Bursa Malaysia Derivatives and Dalian Commodity Exchange act as the global price benchmarks for palm oil, with their futures contracts denominated in Malaysian ringgit and renminbi respectively. Likewise, CME Group’s contracts are the standard for U.S. dollar-denominated palm oil.
China and Palm Oil
In China, demand for palm oil is primarily driven by its use as a cooking oil, as a major ingredient in instant noodles and in the production of cosmetics.
Given its importance in food usage, China has in recent years made forays into going upstream in order to secure its supply of palm oil. For example, Julong Group has developed 50,000 acres of palm plantations in Indonesia. Meanwhile, the Chinese Academy of Tropical Agricultural Sciences is trialling growing oil-producing palm trees in Hainan. It remains to be seen if demand for palm oil in China can continue at its current level, with demand not only sensititive to the well publicized negative impacts of coronavirus, but also affected by other, less obvious risks.
Clouds On The Horizon…
More efficient, large-scale pig farming practices are expected to drive higher demand for soymeal, which is used as animal feed, creating a surplus of soybean oil, a by-product of soymeal production. As palm oil can be easily substitutable by soybean oil, this surplus could in turn reduce demand for palm oil imports. China’s soy imports from the United States have increased since the two countries agreed a Phase One trade deal, which saw tariffs on some shipments of U.S. soybeans waived.

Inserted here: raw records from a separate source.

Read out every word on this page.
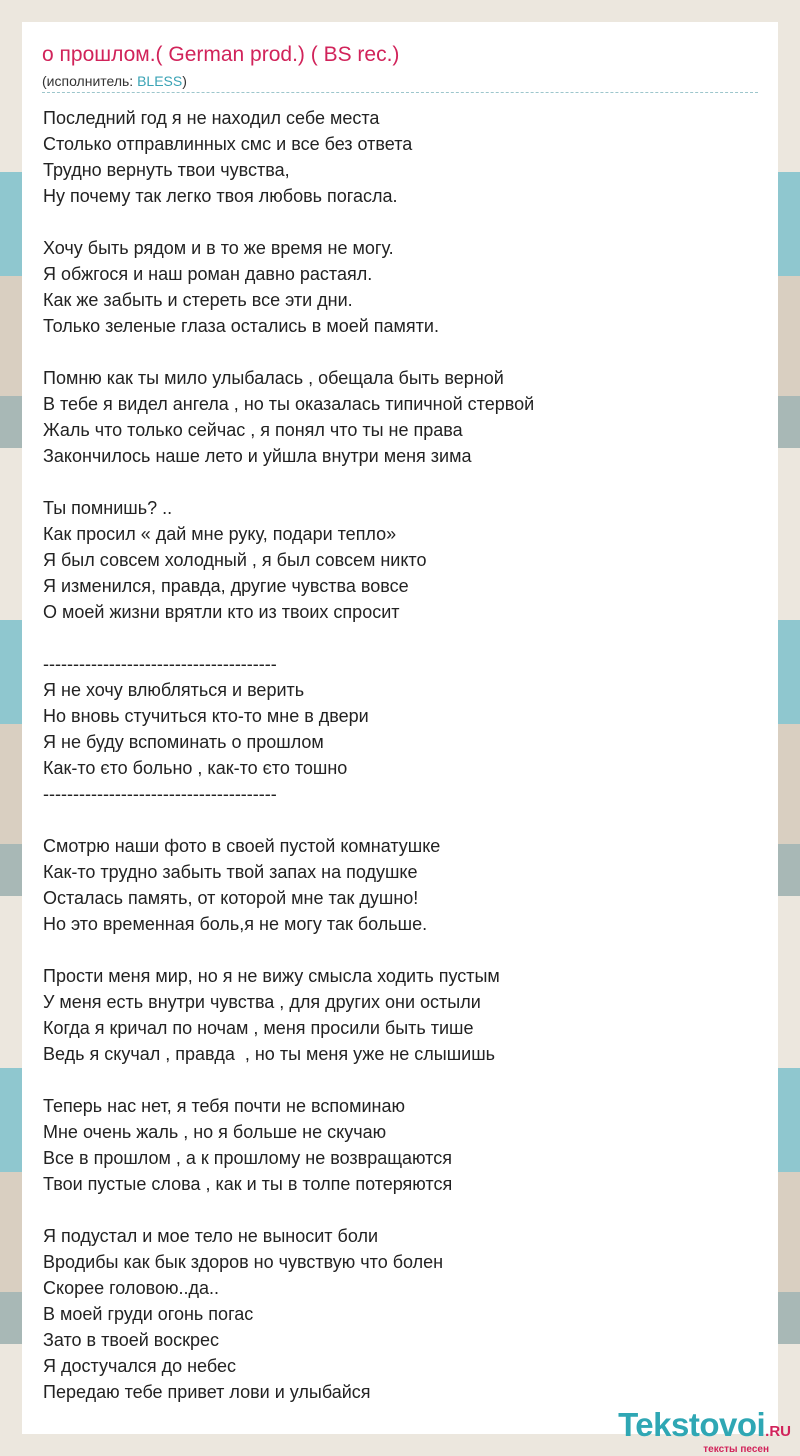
о прошлом.( German prod.) ( BS rec.)
(исполнитель: BLESS)
Последний год я не находил себе места
Столько отправлинных смс и все без ответа
Трудно вернуть твои чувства,
Ну почему так легко твоя любовь погасла.
Хочу быть рядом и в то же время не могу.
Я обжгоcя и наш роман давно растаял.
Как же забыть и стереть все эти дни.
Только зеленые глаза остались в моей памяти.
Помню как ты мило улыбалась , обещала быть верной
В тебе я видел ангела , но ты оказалась типичной стервой
Жаль что только сейчас , я понял что ты не права
Закончилось наше лето и уйшла внутри меня зима
Ты помнишь? ..
Как просил « дай мне руку, подари тепло»
Я был совсем холодный , я был совсем никто
Я изменился, правда, другие чувства вовсе
О моей жизни врятли кто из твоих спросит
---------------------------------------
Я не хочу влюбляться и верить
Но вновь стучиться кто-то мне в двери
Я не буду вспоминать о прошлом
Как-то єто больно , как-то єто тошно
---------------------------------------
Смотрю наши фото в своей пустой комнатушке
Как-то трудно забыть твой запах на подушке
Осталась память, от которой мне так душно!
Но это временная боль,я не могу так больше.
Прости меня мир, но я не вижу смысла ходить пустым
У меня есть внутри чувства , для других они остыли
Когда я кричал по ночам , меня просили быть тише
Ведь я скучал , правда  , но ты меня уже не слышишь
Теперь нас нет, я тебя почти не вспоминаю
Мне очень жаль , но я больше не скучаю
Все в прошлом , а к прошлому не возвращаются
Твои пустые слова , как и ты в толпе потеряются
Я подустал и мое тело не выносит боли
Вродибы как бык здоров но чувствую что болен
Скорее головою..да..
В моей груди огонь погас
Зато в твоей воскрес
Я достучался до небес
Передаю тебе привет лови и улыбайся
Tekstovoi.RU
тексты песен
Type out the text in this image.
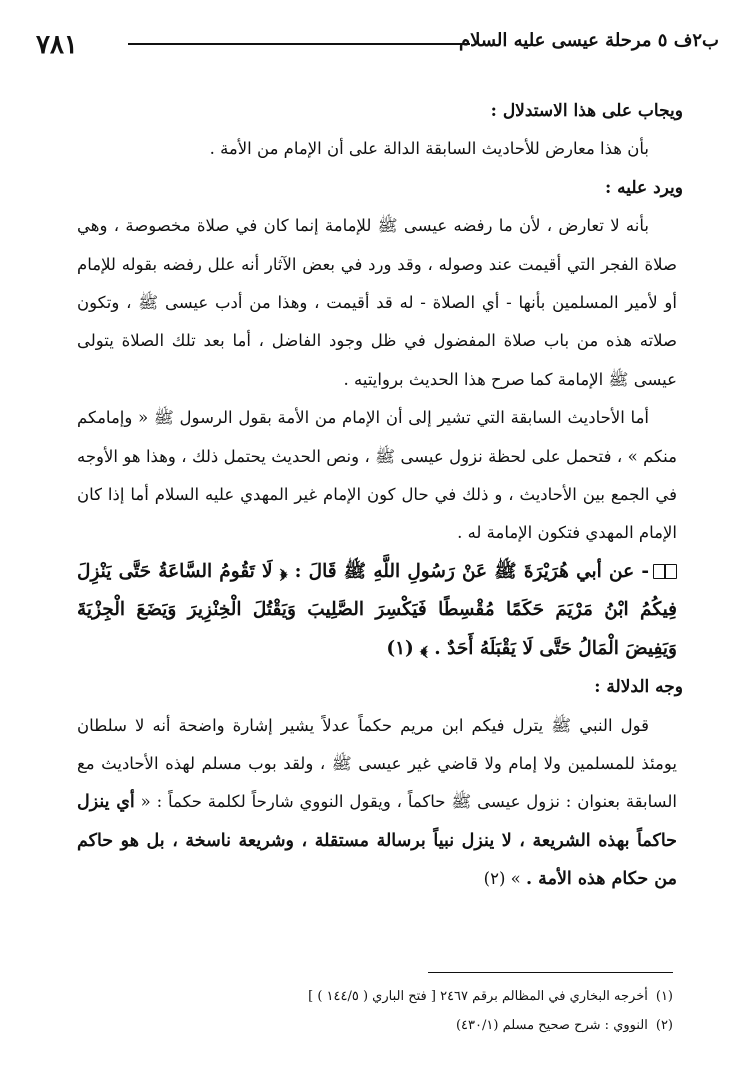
٧٨١	ب٢ف ٥ مرحلة عيسى عليه السلام

ويجاب على هذا الاستدلال :

بأن هذا معارض للأحاديث السابقة الدالة على أن الإمام من الأمة .

ويرد عليه :

بأنه لا تعارض ، لأن ما رفضه عيسى ﷺ للإمامة إنما كان في صلاة مخصوصة ، وهي صلاة الفجر التي أقيمت عند وصوله ، وقد ورد في بعض الآثار أنه علل رفضه بقوله للإمام أو لأمير المسلمين بأنها - أي الصلاة - له قد أقيمت ، وهذا من أدب عيسى ﷺ ، وتكون صلاته هذه من باب صلاة المفضول في ظل وجود الفاضل ، أما بعد تلك الصلاة يتولى عيسى ﷺ الإمامة كما صرح هذا الحديث بروايتيه .

أما الأحاديث السابقة التي تشير إلى أن الإمام من الأمة بقول الرسول ﷺ « وإمامكم منكم » ، فتحمل على لحظة نزول عيسى ﷺ ، ونص الحديث يحتمل ذلك ، وهذا هو الأوجه في الجمع بين الأحاديث ، و ذلك في حال كون الإمام غير المهدي عليه السلام أما إذا كان الإمام المهدي فتكون الإمامة له .

- عن أبي هُرَيْرَةَ ﷺ عَنْ رَسُولِ اللَّهِ ﷺ قَالَ : ﴿ لَا تَقُومُ السَّاعَةُ حَتَّى يَنْزِلَ فِيكُمُ ابْنُ مَرْيَمَ حَكَمًا مُقْسِطًا فَيَكْسِرَ الصَّلِيبَ وَيَقْتُلَ الْخِنْزِيرَ وَيَضَعَ الْجِزْيَةَ وَيَفِيضَ الْمَالُ حَتَّى لَا يَقْبَلَهُ أَحَدٌ . ﴾ (١)

وجه الدلالة :

قول النبي ﷺ يترل فيكم ابن مريم حكماً عدلاً يشير إشارة واضحة أنه لا سلطان يومئذ للمسلمين ولا إمام ولا قاضي غير عيسى ﷺ ، ولقد بوب مسلم لهذه الأحاديث مع السابقة بعنوان : نزول عيسى ﷺ حاكماً ، ويقول النووي شارحاً لكلمة حكماً : « أي ينزل حاكماً بهذه الشريعة ، لا ينزل نبياً برسالة مستقلة ، وشريعة ناسخة ، بل هو حاكم من حكام هذه الأمة . » (٢)

(١)أخرجه البخاري في المظالم برقم ٢٤٦٧ [ فتح الباري ( ١٤٤/٥ ) ]

(٢)النووي : شرح صحيح مسلم (٤٣٠/١)
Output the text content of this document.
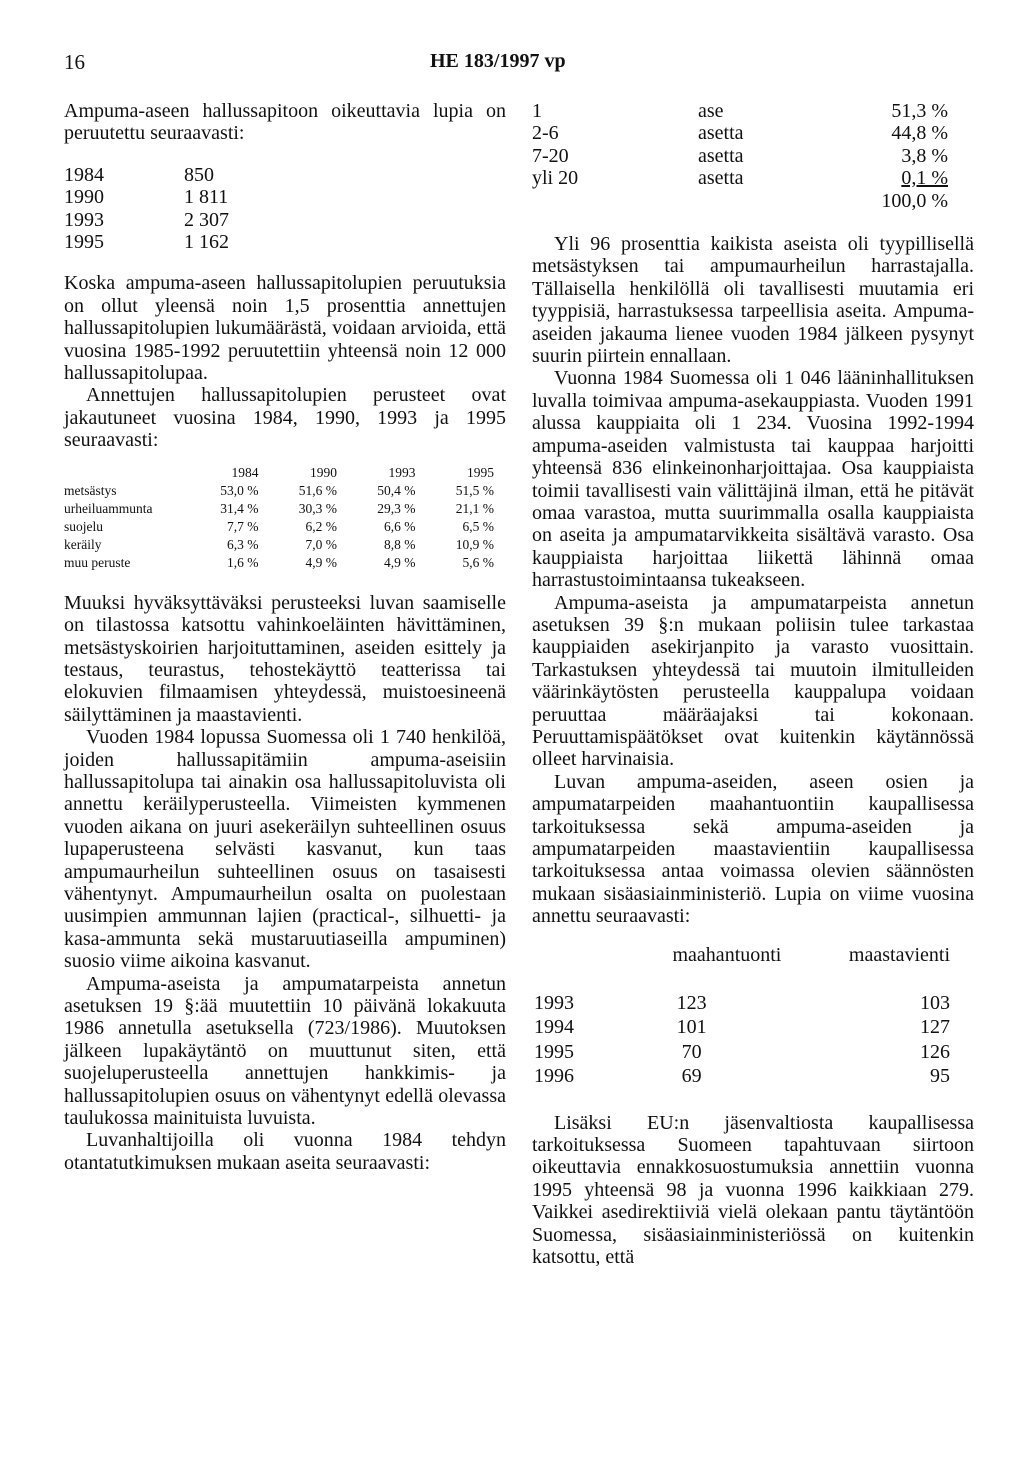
16	HE 183/1997 vp

Ampuma-aseen hallussapitoon oikeuttavia lupia on peruutettu seuraavasti:

1984	850
1990	1 811
1993	2 307
1995	1 162

Koska ampuma-aseen hallussapitolupien peruutuksia on ollut yleensä noin 1,5 prosenttia annettujen hallussapitolupien lukumäärästä, voidaan arvioida, että vuosina 1985-1992 peruutettiin yhteensä noin 12 000 hallussapitolupaa.

Annettujen hallussapitolupien perusteet ovat jakautuneet vuosina 1984, 1990, 1993 ja 1995 seuraavasti:

	1984	1990	1993	1995
metsästys	53,0 %	51,6 %	50,4 %	51,5 %
urheiluammunta	31,4 %	30,3 %	29,3 %	21,1 %
suojelu	7,7 %	6,2 %	6,6 %	6,5 %
keräily	6,3 %	7,0 %	8,8 %	10,9 %
muu peruste	1,6 %	4,9 %	4,9 %	5,6 %

Muuksi hyväksyttäväksi perusteeksi luvan saamiselle on tilastossa katsottu vahinkoeläinten hävittäminen, metsästyskoirien harjoituttaminen, aseiden esittely ja testaus, teurastus, tehostekäyttö teatterissa tai elokuvien filmaamisen yhteydessä, muistoesineenä säilyttäminen ja maastavienti.

Vuoden 1984 lopussa Suomessa oli 1 740 henkilöä, joiden hallussapitämiin ampuma-aseisiin hallussapitolupa tai ainakin osa hallussapitoluvista oli annettu keräilyperusteella. Viimeisten kymmenen vuoden aikana on juuri asekeräilyn suhteellinen osuus lupaperusteena selvästi kasvanut, kun taas ampumaurheilun suhteellinen osuus on tasaisesti vähentynyt. Ampumaurheilun osalta on puolestaan uusimpien ammunnan lajien (practical-, silhuetti- ja kasa-ammunta sekä mustaruutiaseilla ampuminen) suosio viime aikoina kasvanut.

Ampuma-aseista ja ampumatarpeista annetun asetuksen 19 §:ää muutettiin 10 päivänä lokakuuta 1986 annetulla asetuksella (723/1986). Muutoksen jälkeen lupakäytäntö on muuttunut siten, että suojeluperusteella annettujen hankkimis- ja hallussapitolupien osuus on vähentynyt edellä olevassa taulukossa mainituista luvuista.

Luvanhaltijoilla oli vuonna 1984 tehdyn otantatutkimuksen mukaan aseita seuraavasti:

1	ase	51,3 %
2-6	asetta	44,8 %
7-20	asetta	3,8 %
yli 20	asetta	0,1 %
		100,0 %

Yli 96 prosenttia kaikista aseista oli tyypillisellä metsästyksen tai ampumaurheilun harrastajalla. Tällaisella henkilöllä oli tavallisesti muutamia eri tyyppisiä, harrastuksessa tarpeellisia aseita. Ampuma-aseiden jakauma lienee vuoden 1984 jälkeen pysynyt suurin piirtein ennallaan.

Vuonna 1984 Suomessa oli 1 046 lääninhallituksen luvalla toimivaa ampuma-asekauppiasta. Vuoden 1991 alussa kauppiaita oli 1 234. Vuosina 1992-1994 ampuma-aseiden valmistusta tai kauppaa harjoitti yhteensä 836 elinkeinonharjoittajaa. Osa kauppiaista toimii tavallisesti vain välittäjinä ilman, että he pitävät omaa varastoa, mutta suurimmalla osalla kauppiaista on aseita ja ampumatarvikkeita sisältävä varasto. Osa kauppiaista harjoittaa liikettä lähinnä omaa harrastustoimintaansa tukeakseen.

Ampuma-aseista ja ampumatarpeista annetun asetuksen 39 §:n mukaan poliisin tulee tarkastaa kauppiaiden asekirjanpito ja varasto vuosittain. Tarkastuksen yhteydessä tai muutoin ilmitulleiden väärinkäytösten perusteella kauppalupa voidaan peruuttaa määräajaksi tai kokonaan. Peruuttamispäätökset ovat kuitenkin käytännössä olleet harvinaisia.

Luvan ampuma-aseiden, aseen osien ja ampumatarpeiden maahantuontiin kaupallisessa tarkoituksessa sekä ampuma-aseiden ja ampumatarpeiden maastavientiin kaupallisessa tarkoituksessa antaa voimassa olevien säännösten mukaan sisäasiainministeriö. Lupia on viime vuosina annettu seuraavasti:

	maahantuonti	maastavienti
1993	123	103
1994	101	127
1995	70	126
1996	69	95

Lisäksi EU:n jäsenvaltiosta kaupallisessa tarkoituksessa Suomeen tapahtuvaan siirtoon oikeuttavia ennakkosuostumuksia annettiin vuonna 1995 yhteensä 98 ja vuonna 1996 kaikkiaan 279. Vaikkei asedirektiiviä vielä olekaan pantu täytäntöön Suomessa, sisäasiainministeriössä on kuitenkin katsottu, että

Another threat comes in the form of altered consumer behavior. If consumers trend toward other forms of oil that are more available or perceived to be more sustainable, the situation could be harmful to palm oil production. Producers will need to manage this risk as the market evolves.
… Or Sunshine After The Rain?
On the other hand, it is not all doom and gloom for palm oil, with a number of factors in play that could boost Chinese demand for the oil. Foremost of these factors is the U.S.-China trade deal. The deal has seen China commit to buy $40 billion worth of U.S. farm goods, and this could play into palm oil’s favor.
Given the sharp decline in pig population in China due to African swine fever, the country looks set to import more U.S. pork. Such an outcome would boost demand for palm oil, as soybean oil production would decline in line with reduced demand for soymeal in animal feed. If U.S. pork production and shipping is not too severely impacted by the coronavirus, the situation could lead to a higher demand for palm oil than ever before.
Another more obvious positive factor is price. Palm oil generally trades at a significant discount to soybean oil. If the price gap between palm oil and other edible oils widens, demand will not only be sustained, but will continue to increase in China.
Looking Ahead
China’s investments in overseas palm plantations and meat companies, such as the purchase of Smithfield Foods by Shuanghui International Holdings, now known as WH Group, may offer a glimpse into the country’s future plans to achieve domestic food security through acquisitions abroad.
On the other hand, China’s Minister of Agriculture and Rural Affairs Han Changfu recently said boosting the country’s pork production was a key priority, indicating the government does not want to rely on imports. Either way, China’s agricultural and food security policies are likely to have a significant impact on demand for palm oil going forward. Whether that demand rises or falls will depend on which route China takes.